Cardiovascular diseases, including atherosclerotic heart disease, coronary heart disease (CHD), congestive heart-failure (CHF), and other cardiovascular diseases, have been associated with elevated levels of IL-1β, IL-6, TNF-α, and IFN-γ [67-69]. These proinflammatory cytokines are believed to contribute to atherosclerotic plaque formation and cardiac irritability. The atheroma is preceded by a fatty streak, an accumulation of lipid-laden cells, macrophages, and some T cells, beneath the endothelium. Then the activated macrophages lead to the release of inflammatory cytokines, chemokines, oxygen and nitrogen radicals, and other inflammatory molecules and, ultimately, to inflammation and tissue damage, which promote the atherosclerotic plaque formation. Besides, the activated NF-κB induces cardiac hypertrophy [67, 69].

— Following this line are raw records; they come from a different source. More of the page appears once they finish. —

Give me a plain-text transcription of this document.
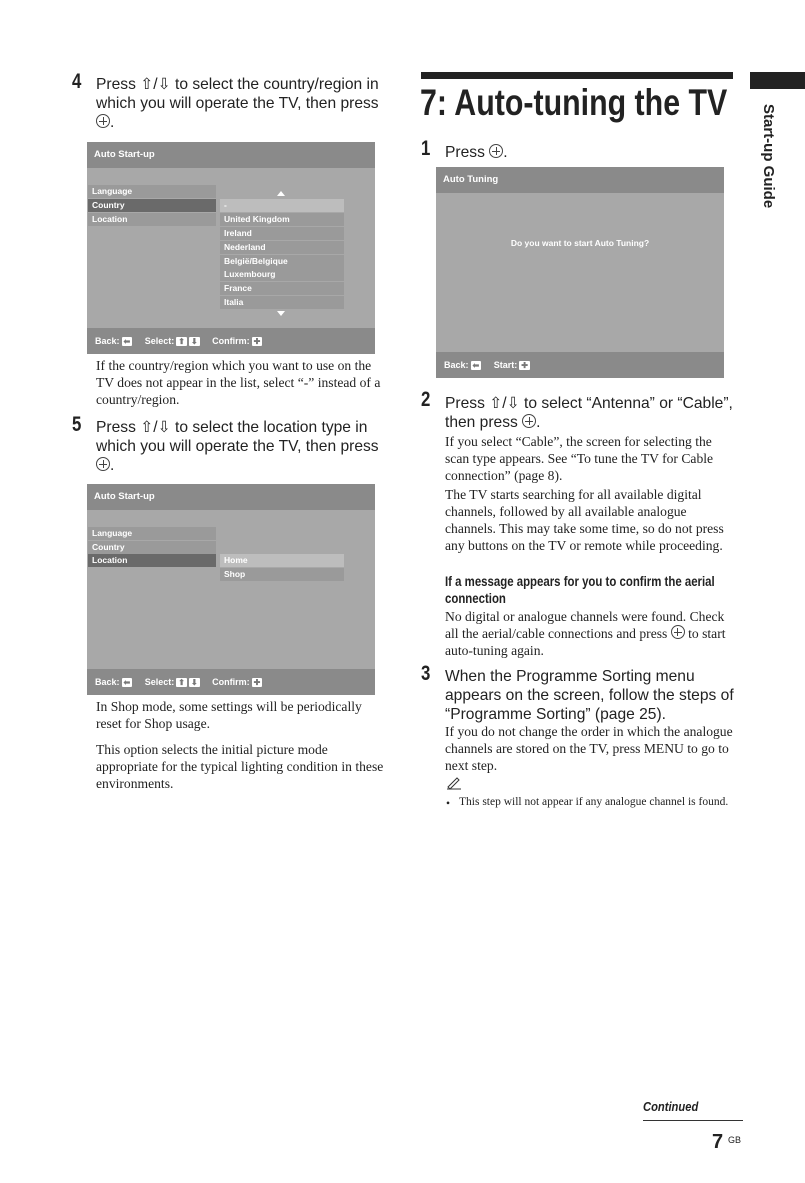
4 Press ⇧/⇩ to select the country/region in which you will operate the TV, then press .
Auto Start-up
Language
Country
Location
-
United Kingdom
Ireland
Nederland
België/Belgique
Luxembourg
France
Italia
Back: ⬅ Select: ⬆ ⬇ Confirm: ✚
If the country/region which you want to use on the TV does not appear in the list, select “-” instead of a country/region.
5 Press ⇧/⇩ to select the location type in which you will operate the TV, then press .
Auto Start-up
Language
Country
Location	Home
Shop
Back: ⬅ Select: ⬆ ⬇ Confirm: ✚
In Shop mode, some settings will be periodically reset for Shop usage.
This option selects the initial picture mode appropriate for the typical lighting condition in these environments.
7: Auto-tuning the TV
Start-up Guide
1 Press .
Auto Tuning
Do you want to start Auto Tuning?
Back: ⬅ Start: ✚
2 Press ⇧/⇩ to select “Antenna” or “Cable”, then press .
If you select “Cable”, the screen for selecting the scan type appears. See “To tune the TV for Cable connection” (page 8).
The TV starts searching for all available digital channels, followed by all available analogue channels. This may take some time, so do not press any buttons on the TV or remote while proceeding.
If a message appears for you to confirm the aerial connection
No digital or analogue channels were found. Check all the aerial/cable connections and press to start auto-tuning again.
3 When the Programme Sorting menu appears on the screen, follow the steps of “Programme Sorting” (page 25).
If you do not change the order in which the analogue channels are stored on the TV, press MENU to go to next step.
• This step will not appear if any analogue channel is found.
Continued
7 GB
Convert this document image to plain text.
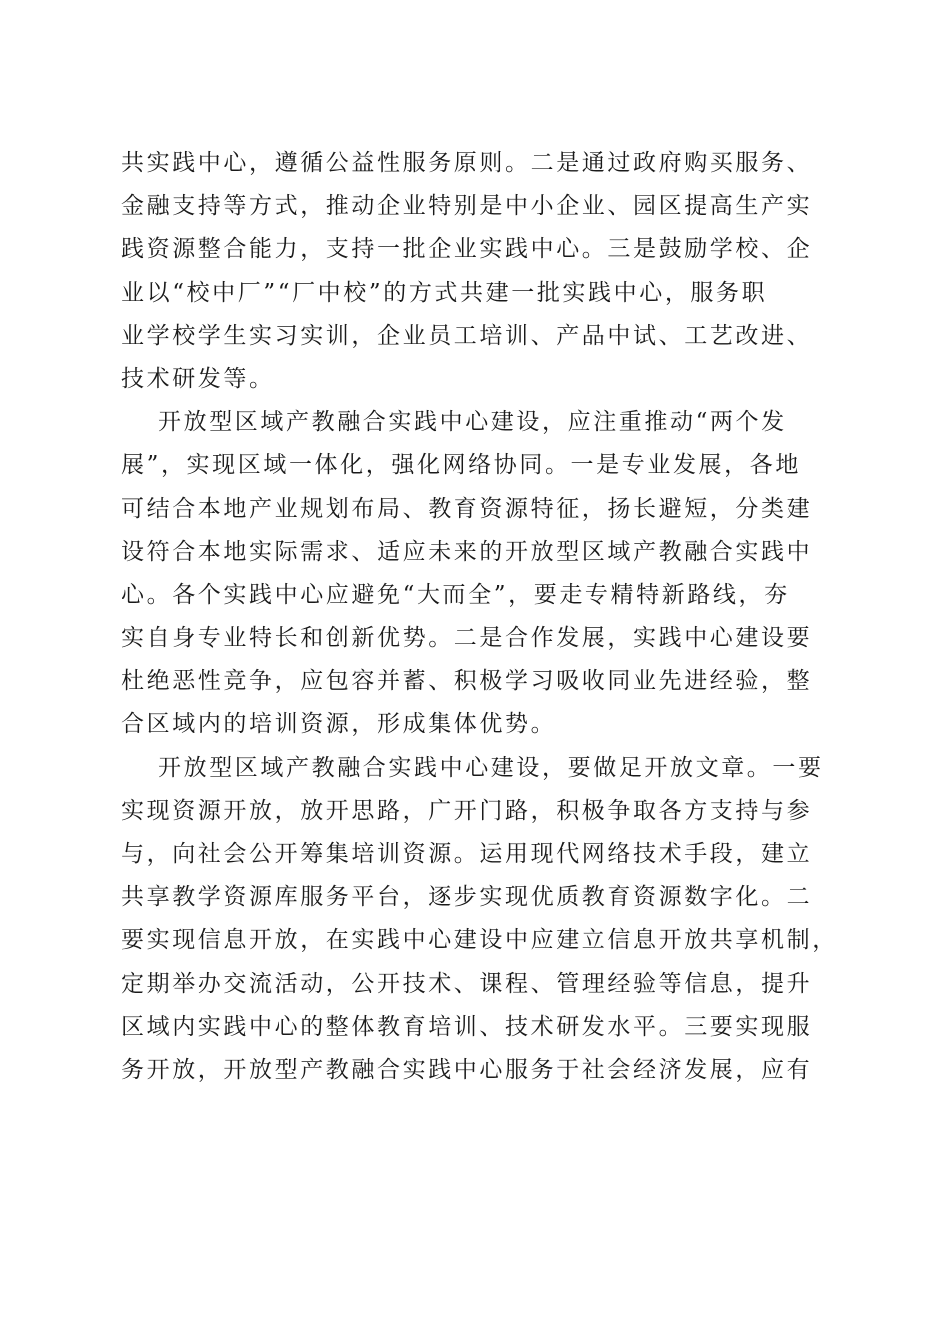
共实践中心，遵循公益性服务原则。二是通过政府购买服务、
金融支持等方式，推动企业特别是中小企业、园区提高生产实
践资源整合能力，支持一批企业实践中心。三是鼓励学校、企
业以“校中厂”“厂中校”的方式共建一批实践中心，服务职
业学校学生实习实训，企业员工培训、产品中试、工艺改进、
技术研发等。

开放型区域产教融合实践中心建设，应注重推动“两个发
展”，实现区域一体化，强化网络协同。一是专业发展，各地
可结合本地产业规划布局、教育资源特征，扬长避短，分类建
设符合本地实际需求、适应未来的开放型区域产教融合实践中
心。各个实践中心应避免“大而全”，要走专精特新路线，夯
实自身专业特长和创新优势。二是合作发展，实践中心建设要
杜绝恶性竞争，应包容并蓄、积极学习吸收同业先进经验，整
合区域内的培训资源，形成集体优势。

开放型区域产教融合实践中心建设，要做足开放文章。一要
实现资源开放，放开思路，广开门路，积极争取各方支持与参
与，向社会公开筹集培训资源。运用现代网络技术手段，建立
共享教学资源库服务平台，逐步实现优质教育资源数字化。二
要实现信息开放，在实践中心建设中应建立信息开放共享机制，
定期举办交流活动，公开技术、课程、管理经验等信息，提升
区域内实践中心的整体教育培训、技术研发水平。三要实现服
务开放，开放型产教融合实践中心服务于社会经济发展，应有
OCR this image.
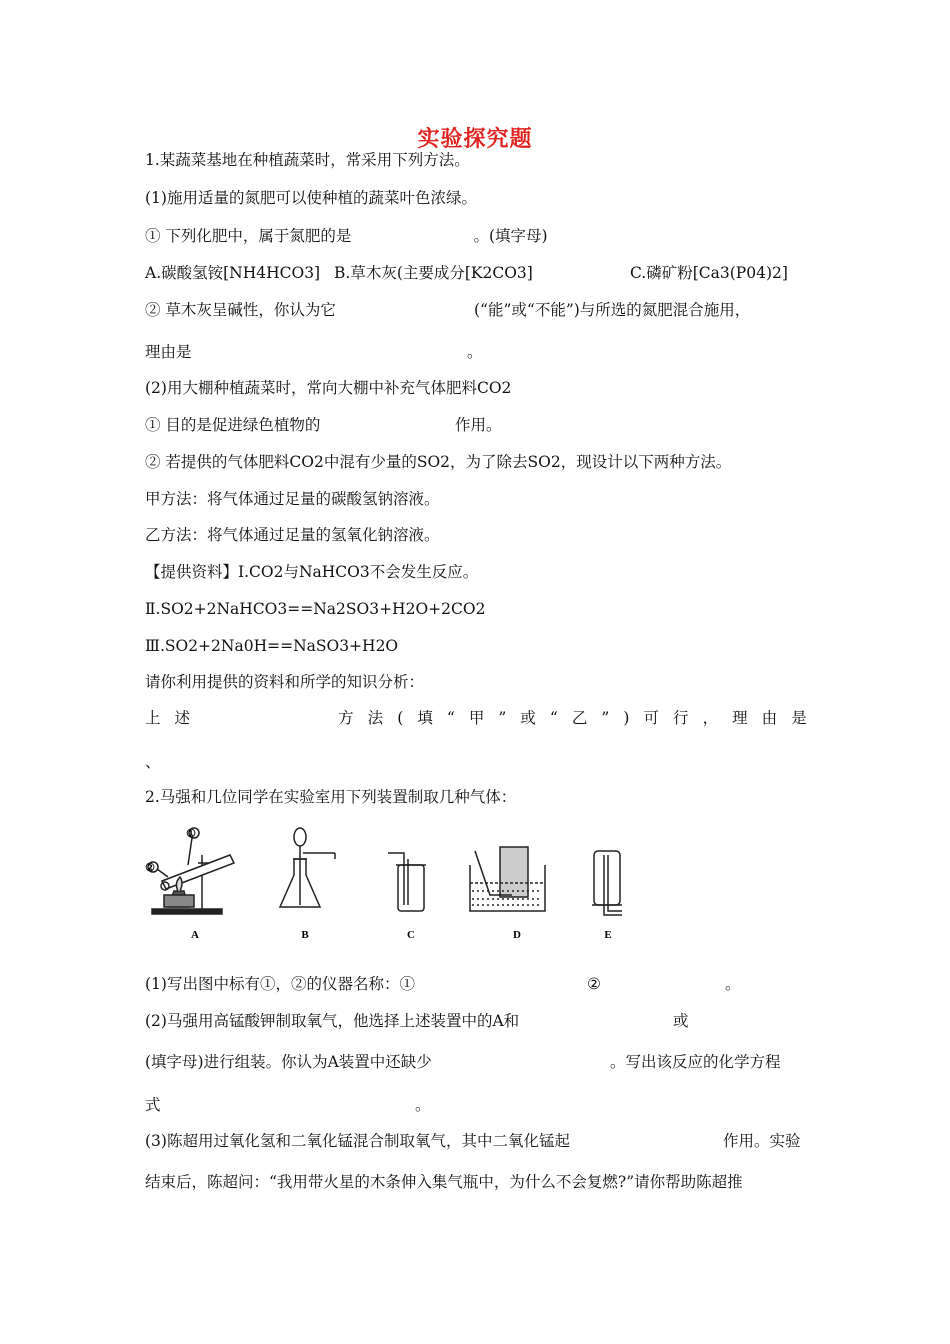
实验探究题
1.某蔬菜基地在种植蔬菜时，常采用下列方法。
(1)施用适量的氮肥可以使种植的蔬菜叶色浓绿。
① 下列化肥中，属于氮肥的是	。(填字母)
A.碳酸氢铵[NH4HCO3] B.草木灰(主要成分[K2CO3]	C.磷矿粉[Ca3(P04)2]
② 草木灰呈碱性，你认为它	(“能”或“不能”)与所选的氮肥混合施用，
理由是	。
(2)用大棚种植蔬菜时，常向大棚中补充气体肥料CO2
① 目的是促进绿色植物的	作用。
② 若提供的气体肥料CO2中混有少量的SO2，为了除去SO2，现设计以下两种方法。
甲方法：将气体通过足量的碳酸氢钠溶液。
乙方法：将气体通过足量的氢氧化钠溶液。
【提供资料】I.CO2与NaHCO3不会发生反应。
Ⅱ.SO2+2NaHCO3==Na2SO3+H2O+2CO2
Ⅲ.SO2+2Na0H==NaSO3+H2O
请你利用提供的资料和所学的知识分析：
上 述	方 法 ( 填 “ 甲 ” 或 “ 乙 ” ) 可 行 ， 理 由 是
、
2.马强和几位同学在实验室用下列装置制取几种气体：
①
②
A	B	C	D	E
(1)写出图中标有①，②的仪器名称：①	②	。
(2)马强用高锰酸钾制取氧气，他选择上述装置中的A和	或
(填字母)进行组装。你认为A装置中还缺少	。写出该反应的化学方程
式	。
(3)陈超用过氧化氢和二氧化锰混合制取氧气，其中二氧化锰起	作用。实验
结束后，陈超问：“我用带火星的木条伸入集气瓶中，为什么不会复燃?”请你帮助陈超推
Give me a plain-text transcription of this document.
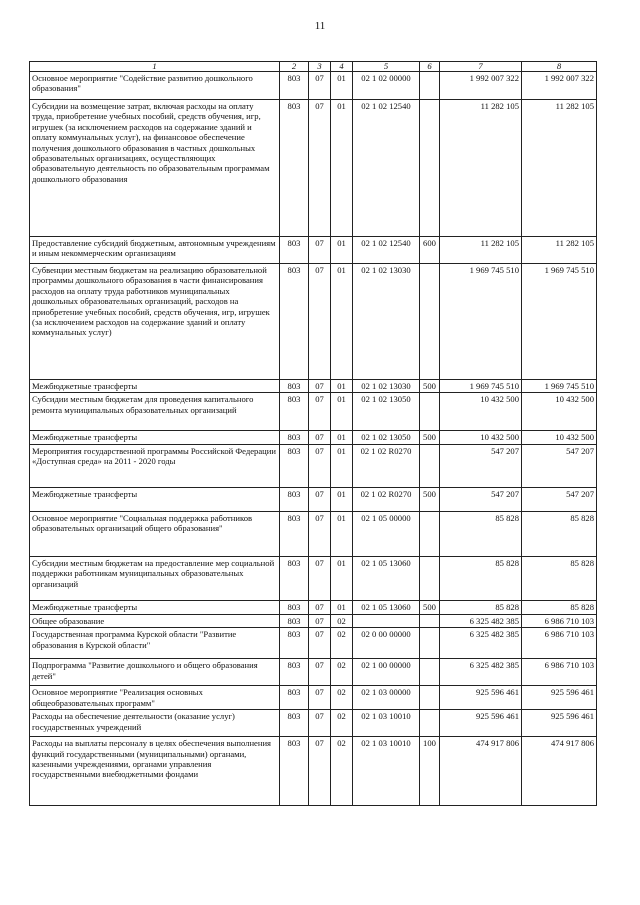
11
1	2	3	4	5	6	7	8
Основное мероприятие "Содействие развитию дошкольного образования"	803	07	01	02 1 02 00000		1 992 007 322	1 992 007 322
Субсидии на возмещение затрат, включая расходы на оплату труда, приобретение учебных пособий, средств обучения, игр, игрушек (за исключением расходов на содержание зданий и оплату коммунальных услуг), на финансовое обеспечение получения дошкольного образования в частных дошкольных образовательных организациях, осуществляющих образовательную деятельность по образовательным программам дошкольного образования	803	07	01	02 1 02 12540		11 282 105	11 282 105
Предоставление субсидий бюджетным, автономным учреждениям и иным некоммерческим организациям	803	07	01	02 1 02 12540	600	11 282 105	11 282 105
Субвенции местным бюджетам на реализацию образовательной программы дошкольного образования в части финансирования расходов на оплату труда работников муниципальных дошкольных образовательных организаций, расходов на приобретение учебных пособий, средств обучения, игр, игрушек (за исключением расходов на содержание зданий и оплату коммунальных услуг)	803	07	01	02 1 02 13030		1 969 745 510	1 969 745 510
Межбюджетные трансферты	803	07	01	02 1 02 13030	500	1 969 745 510	1 969 745 510
Субсидии местным бюджетам для проведения капитального ремонта муниципальных образовательных организаций	803	07	01	02 1 02 13050		10 432 500	10 432 500
Межбюджетные трансферты	803	07	01	02 1 02 13050	500	10 432 500	10 432 500
Мероприятия государственной программы Российской Федерации «Доступная среда» на 2011 - 2020 годы	803	07	01	02 1 02 R0270		547 207	547 207
Межбюджетные трансферты	803	07	01	02 1 02 R0270	500	547 207	547 207
Основное мероприятие "Социальная поддержка работников образовательных организаций общего образования"	803	07	01	02 1 05 00000		85 828	85 828
Субсидии местным бюджетам на предоставление мер социальной поддержки работникам муниципальных образовательных организаций	803	07	01	02 1 05 13060		85 828	85 828
Межбюджетные трансферты	803	07	01	02 1 05 13060	500	85 828	85 828
Общее образование	803	07	02			6 325 482 385	6 986 710 103
Государственная программа Курской области "Развитие образования в Курской области"	803	07	02	02 0 00 00000		6 325 482 385	6 986 710 103
Подпрограмма "Развитие дошкольного и общего образования детей"	803	07	02	02 1 00 00000		6 325 482 385	6 986 710 103
Основное мероприятие "Реализация основных общеобразовательных программ"	803	07	02	02 1 03 00000		925 596 461	925 596 461
Расходы на обеспечение деятельности (оказание услуг) государственных учреждений	803	07	02	02 1 03 10010		925 596 461	925 596 461
Расходы на выплаты персоналу в целях обеспечения выполнения функций государственными (муниципальными) органами, казенными учреждениями, органами управления государственными внебюджетными фондами	803	07	02	02 1 03 10010	100	474 917 806	474 917 806
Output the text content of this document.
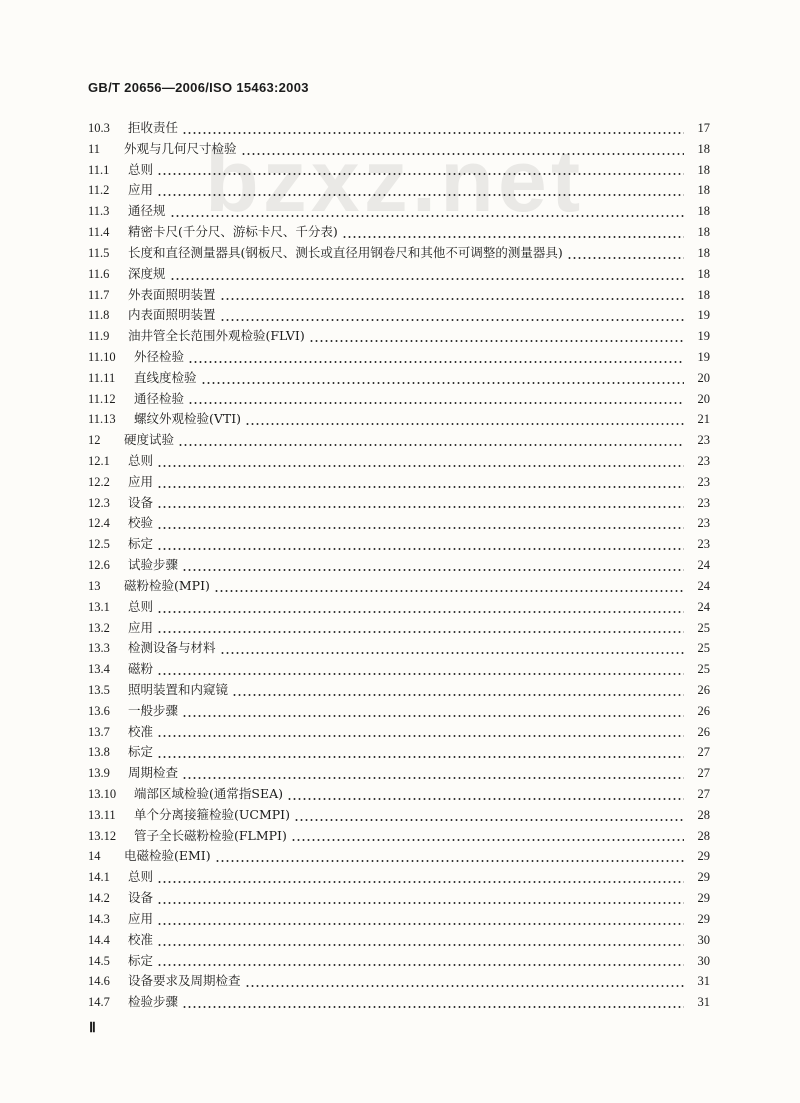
GB/T 20656—2006/ISO 15463:2003
bzxz.net
10.3	拒收责任	17
11	外观与几何尺寸检验	18
11.1	总则	18
11.2	应用	18
11.3	通径规	18
11.4	精密卡尺(千分尺、游标卡尺、千分表)	18
11.5	长度和直径测量器具(钢板尺、测长或直径用钢卷尺和其他不可调整的测量器具)	18
11.6	深度规	18
11.7	外表面照明装置	18
11.8	内表面照明装置	19
11.9	油井管全长范围外观检验(FLVI)	19
11.10	外径检验	19
11.11	直线度检验	20
11.12	通径检验	20
11.13	螺纹外观检验(VTI)	21
12	硬度试验	23
12.1	总则	23
12.2	应用	23
12.3	设备	23
12.4	校验	23
12.5	标定	23
12.6	试验步骤	24
13	磁粉检验(MPI)	24
13.1	总则	24
13.2	应用	25
13.3	检测设备与材料	25
13.4	磁粉	25
13.5	照明装置和内窥镜	26
13.6	一般步骤	26
13.7	校准	26
13.8	标定	27
13.9	周期检查	27
13.10	端部区域检验(通常指SEA)	27
13.11	单个分离接箍检验(UCMPI)	28
13.12	管子全长磁粉检验(FLMPI)	28
14	电磁检验(EMI)	29
14.1	总则	29
14.2	设备	29
14.3	应用	29
14.4	校准	30
14.5	标定	30
14.6	设备要求及周期检查	31
14.7	检验步骤	31
Ⅱ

Additionally, inflammatory processes are well known to contribute to the onset and progression of immune diseases, including allergic diseases, autoimmune diseases, and infections; there has been increasing data suggesting that inflammatory responses take a role in other diseases. For instance, they may induce osteoporosis. The proinflammatory cytokines can block the vitamin D receptors to disturb the role of vitamin D in the bone formation, and meanwhile, the activated NF-κB promotes osteoclast activity and bone reabsorption [70]. Besides, inflammation signaling pathways, such as NF-κB, have been implicated in the neoplastic process, for they play a role in the tumor cells growth and proliferation as well as in resistance to chemotherapeutic agents [13]. Finally, the concerns about the relationship between inflammation and ageing have been raised in the current years. IL-6, TNF-α, and IL-1β, and other proinflammatory cytokines are overexpressed in variety of age-related diseases and are positively associated with age. Research suggests that the elevated IL-6 levels lead to high mortality in the elderly [71]. Additionally, IL-6 can inhibit the activity of telomerase and speed up to shorten the length of telomere, which might be associated with premature ageing of cells [1, 72].

6. Summary

In conclusion, there is a serial of changes in the proinflammatory cytokines under the sustained stress. At the early stage, chronic stress activates the HPA axis, SAM axis, and the vagus fiber, which in turn secrete GCs, CAs, and Ach to disturb the inflammatory cytokines in their homeostasis and downregulate the proinflammatory cytokines while upregulating the anti-inflammatory cytokines; in the second stage, the lasting stress exposure induce HPA “fatigue,” glucocorticoid-resistance, NF-κB activation, and the negative feedback, which in turn promote the proinflammatory cytokines; in the third stage, the continued stress further increases the proinflammatory cytokines and ultimately cause inflammation, which may induce various diseases.